Tapi nasib seorang perempuan miskin kota bertolak belakang dengan sang Dewi. Walau sama beranak delapan, tapi bapaknya berlainan dan tanpa ikatan perkawinan. ?Anak pertama oleh Mas Narto. Anak kedua sampai kelima oleh pemerkosa yang menutup wajahnya,? kata si perempuan. Sisanya dari tiga lelaki yang membayarnya.
Jika tujuh putra titipan Dewi Gangga itu naik kembali ke langit menjadi dewa setelah dilarung ke sungai, ketujuh anak perempuan tersebut justru hanyut di jalanan. Berjualan koran, makanan ringan, mengamen, atau menjadi gelandangan. Mereka, kata perempuan itu, sedang mencari bapaknya di belantara kota.
Seni Teku, kata Ibed, tertarik mengangkat kisah mitologi atau sastra klasik dengan selipan konteks sosial kekinian. Ide cerita Kintir muncul ketika mereka latihan teater di Pendopo Blumbang Garing di Nitiprayan, Bantul, Yogyakarta, pada April 2009. Di tempat milik perupa Ong Hari Wahyu itu, mereka baru bisa main setelah anak-anak bubar menjelang petang. “Berjam-jam kami harus melayani mereka bermain sampai ibunya memanggil pulang,” katanya. Dari situ, dunia permainan anak-anak masuk ke dalam naskah. Juga kehidupan petani di sekitar tempat itu.

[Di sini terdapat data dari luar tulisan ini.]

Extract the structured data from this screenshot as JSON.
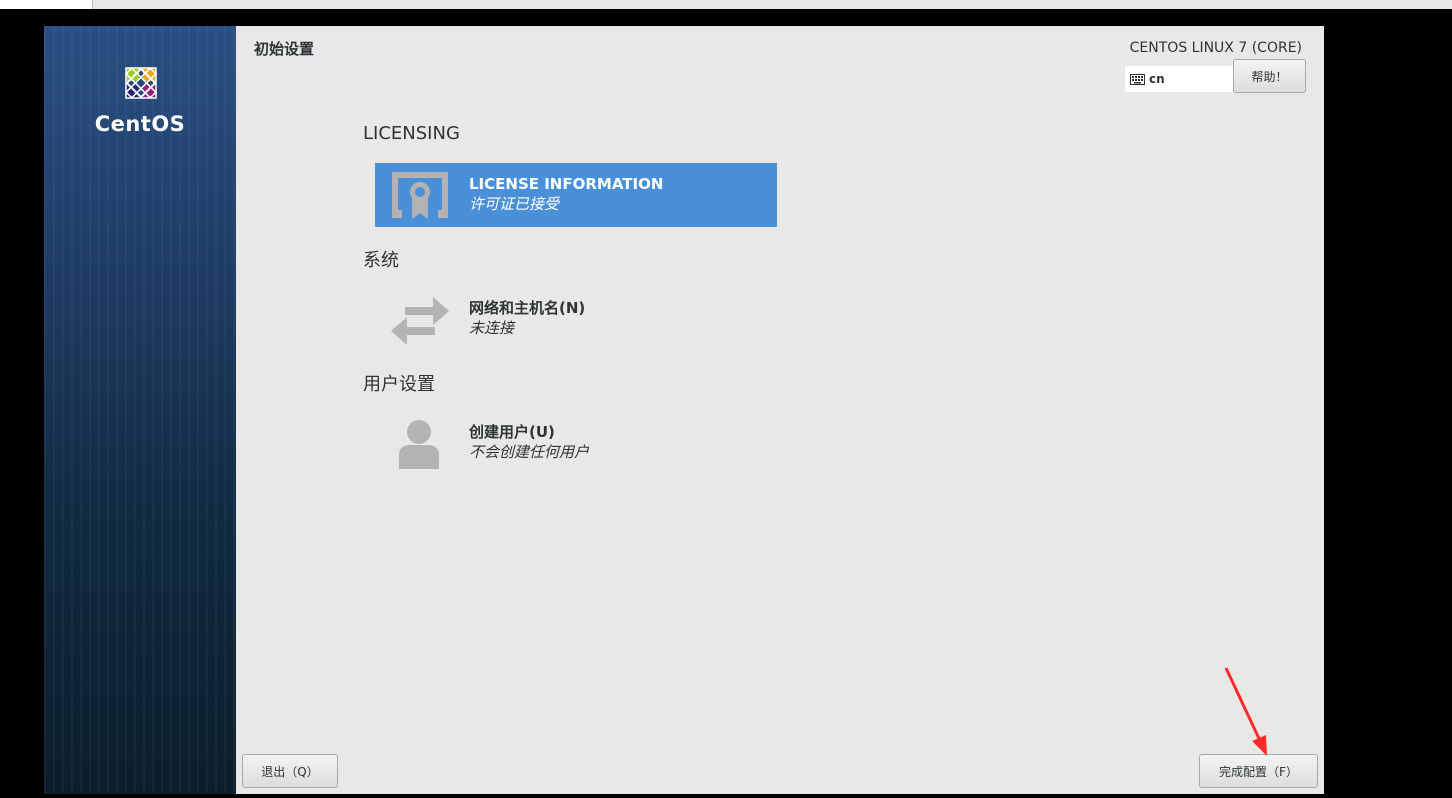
{
  "colors": {
    "selection": "#4a90d9",
    "annotation_arrow": "#ff2a2a",
    "panel_bg": "#e8e8e7"
  },
  "sidebar": {
    "logo_text": "CentOS",
    "logo_icon": "centos-logo-icon"
  },
  "header": {
    "title": "初始设置",
    "product": "CENTOS LINUX 7 (CORE)",
    "keyboard_layout": "cn",
    "help_button": "帮助！"
  },
  "sections": {
    "licensing": {
      "title": "LICENSING",
      "spoke": {
        "name": "LICENSE INFORMATION",
        "status": "许可证已接受",
        "icon": "certificate-icon"
      }
    },
    "system": {
      "title": "系统",
      "spoke": {
        "name": "网络和主机名(N)",
        "status": "未连接",
        "icon": "network-arrows-icon"
      }
    },
    "user": {
      "title": "用户设置",
      "spoke": {
        "name": "创建用户(U)",
        "status": "不会创建任何用户",
        "icon": "user-icon"
      }
    }
  },
  "footer": {
    "quit_button": "退出（Q）",
    "finish_button": "完成配置（F）"
  }
}
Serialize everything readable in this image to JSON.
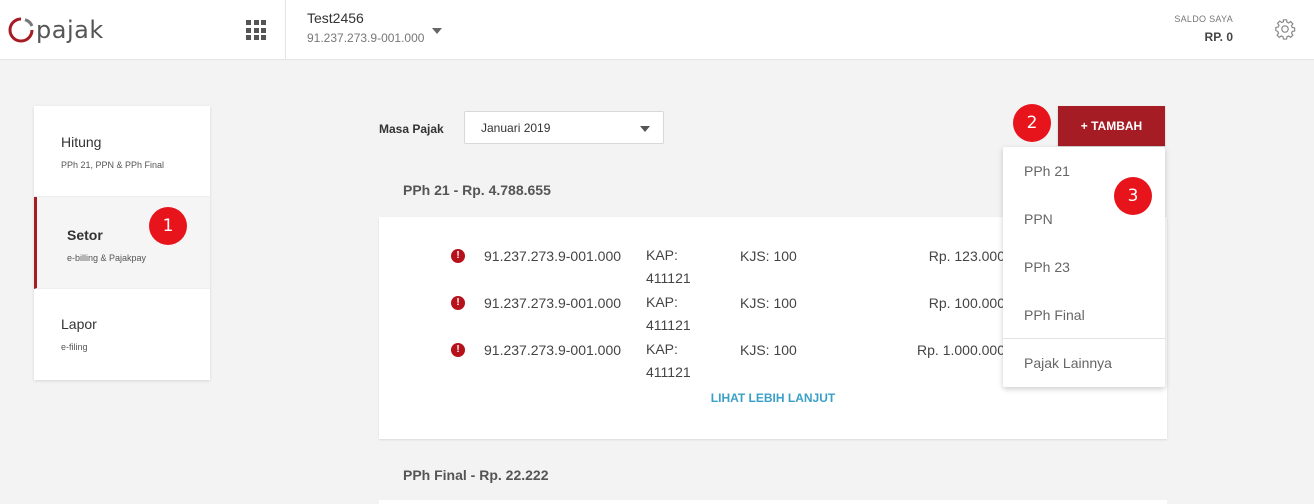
{
  "header": {
    "logo_text": "pajak",
    "account_name": "Test2456",
    "account_npwp": "91.237.273.9-001.000",
    "saldo_label": "SALDO SAYA",
    "saldo_value": "RP. 0"
  },
  "sidebar": {
    "items": [
      {
        "title": "Hitung",
        "sub": "PPh 21, PPN & PPh Final"
      },
      {
        "title": "Setor",
        "sub": "e-billing & Pajakpay"
      },
      {
        "title": "Lapor",
        "sub": "e-filing"
      }
    ]
  },
  "masa_pajak": {
    "label": "Masa Pajak",
    "value": "Januari 2019"
  },
  "tambah_label": "+ TAMBAH",
  "sections": [
    {
      "title": "PPh 21 - Rp. 4.788.655"
    },
    {
      "title": "PPh Final - Rp. 22.222"
    }
  ],
  "rows": [
    {
      "warn": "!",
      "npwp": "91.237.273.9-001.000",
      "kap": "KAP: 411121",
      "kjs": "KJS: 100",
      "amount": "Rp. 123.000"
    },
    {
      "warn": "!",
      "npwp": "91.237.273.9-001.000",
      "kap": "KAP: 411121",
      "kjs": "KJS: 100",
      "amount": "Rp. 100.000"
    },
    {
      "warn": "!",
      "npwp": "91.237.273.9-001.000",
      "kap": "KAP: 411121",
      "kjs": "KJS: 100",
      "amount": "Rp. 1.000.000"
    }
  ],
  "more_label": "LIHAT LEBIH LANJUT",
  "dropdown": {
    "items": [
      "PPh 21",
      "PPN",
      "PPh 23",
      "PPh Final",
      "Pajak Lainnya"
    ]
  },
  "badges": [
    "1",
    "2",
    "3"
  ],
  "colors": {
    "brand": "#a51c24",
    "badge": "#e8141c",
    "link": "#3aa0c8"
  },
  "icons": {
    "apps": "apps-grid-icon",
    "settings": "gear-icon",
    "warning": "alert-circle-icon"
  }
}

Tema cukup serius tersebut dikemas dengan selingan humor dan permainan seperti perang-perangan sampai atraksi semburan api. Seperti pertunjukan kesenian rakyat, Seni Teku bermain dengan mengeksplorasi ruang terbuka. “Tak cuma ruang sebagai tempat permainan, tapi sosial dan budaya masyarakat,” ujar Ibed.
Kelompok itu juga sengaja mendekatkan pertunjukan tanpa mengambil tempat penonton. Bermain tanpa panggung, pemain leluasa mengambil sudut dan petak di lapangan tanah berumput yang becek tersiram hujan sejak siang. Penonton pun bebas mengambil tempat dimana saja walau penyelenggara menyiapkan tenda di tengah lapang.

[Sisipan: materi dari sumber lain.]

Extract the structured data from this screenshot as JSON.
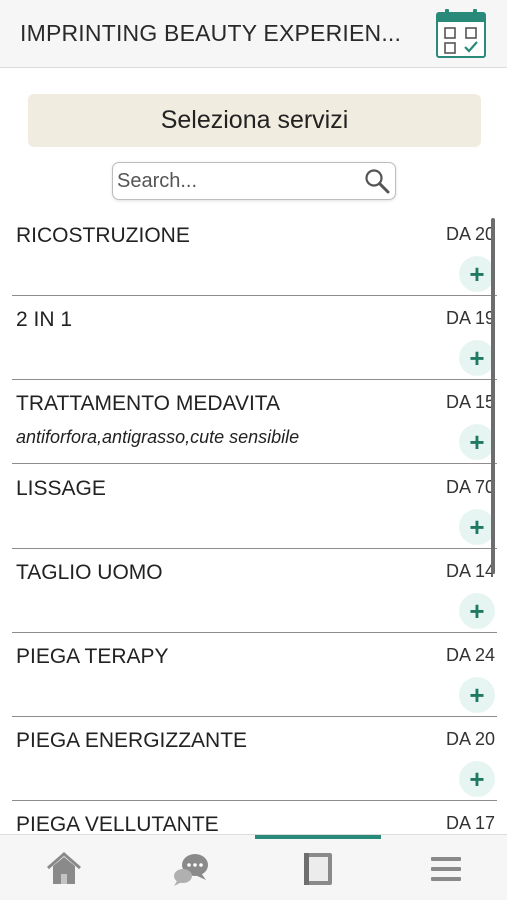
{
  "header": {
    "title": "IMPRINTING BEAUTY EXPERIEN...",
    "calendar_icon": "calendar-check-icon"
  },
  "banner": {
    "label": "Seleziona servizi"
  },
  "search": {
    "placeholder": "Search...",
    "value": "",
    "icon": "search-icon"
  },
  "services": [
    {
      "name": "RICOSTRUZIONE",
      "price": "DA 20",
      "description": ""
    },
    {
      "name": "2 IN 1",
      "price": "DA 19",
      "description": ""
    },
    {
      "name": "TRATTAMENTO MEDAVITA",
      "price": "DA 15",
      "description": "antiforfora,antigrasso,cute sensibile"
    },
    {
      "name": "LISSAGE",
      "price": "DA 70",
      "description": ""
    },
    {
      "name": "TAGLIO UOMO",
      "price": "DA 14",
      "description": ""
    },
    {
      "name": "PIEGA TERAPY",
      "price": "DA 24",
      "description": ""
    },
    {
      "name": "PIEGA ENERGIZZANTE",
      "price": "DA 20",
      "description": ""
    },
    {
      "name": "PIEGA VELLUTANTE",
      "price": "DA 17",
      "description": ""
    }
  ],
  "add_button_symbol": "+",
  "tabs": [
    {
      "icon": "home-icon",
      "active": false
    },
    {
      "icon": "chat-icon",
      "active": false
    },
    {
      "icon": "book-icon",
      "active": true
    },
    {
      "icon": "menu-icon",
      "active": false
    }
  ],
  "colors": {
    "accent": "#2a8a7a",
    "banner": "#f1ece0",
    "add_button_bg": "#e7f5f2",
    "add_button_fg": "#1f7a63"
  }
}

Dosen Sekolah Tinggi Seni Indonesia Bandung, Benny Johanes, dalam diskusi setelah pertunjukan, menilai gaya seni Teku seperti Teater Garasi dari Yogyakarta. Bedanya, Teku lebih mempertahankan naturalitas. Sedangkan penonton lain, seperti Sammy, memuji Teku yang sanggup melebur ruang terbuka. “Teku mengembalikan teater ke bentuk aslinya,” ujarnya.
Peraih hibah seni dari lembaga Kelola dan Hivos itu mementaskan Kintir berkeliling di tiga kota. Setelah Indramayu dan Bandung, selanjutnya Jakarta pada 18 Juni di Taman Ismail Marzuki.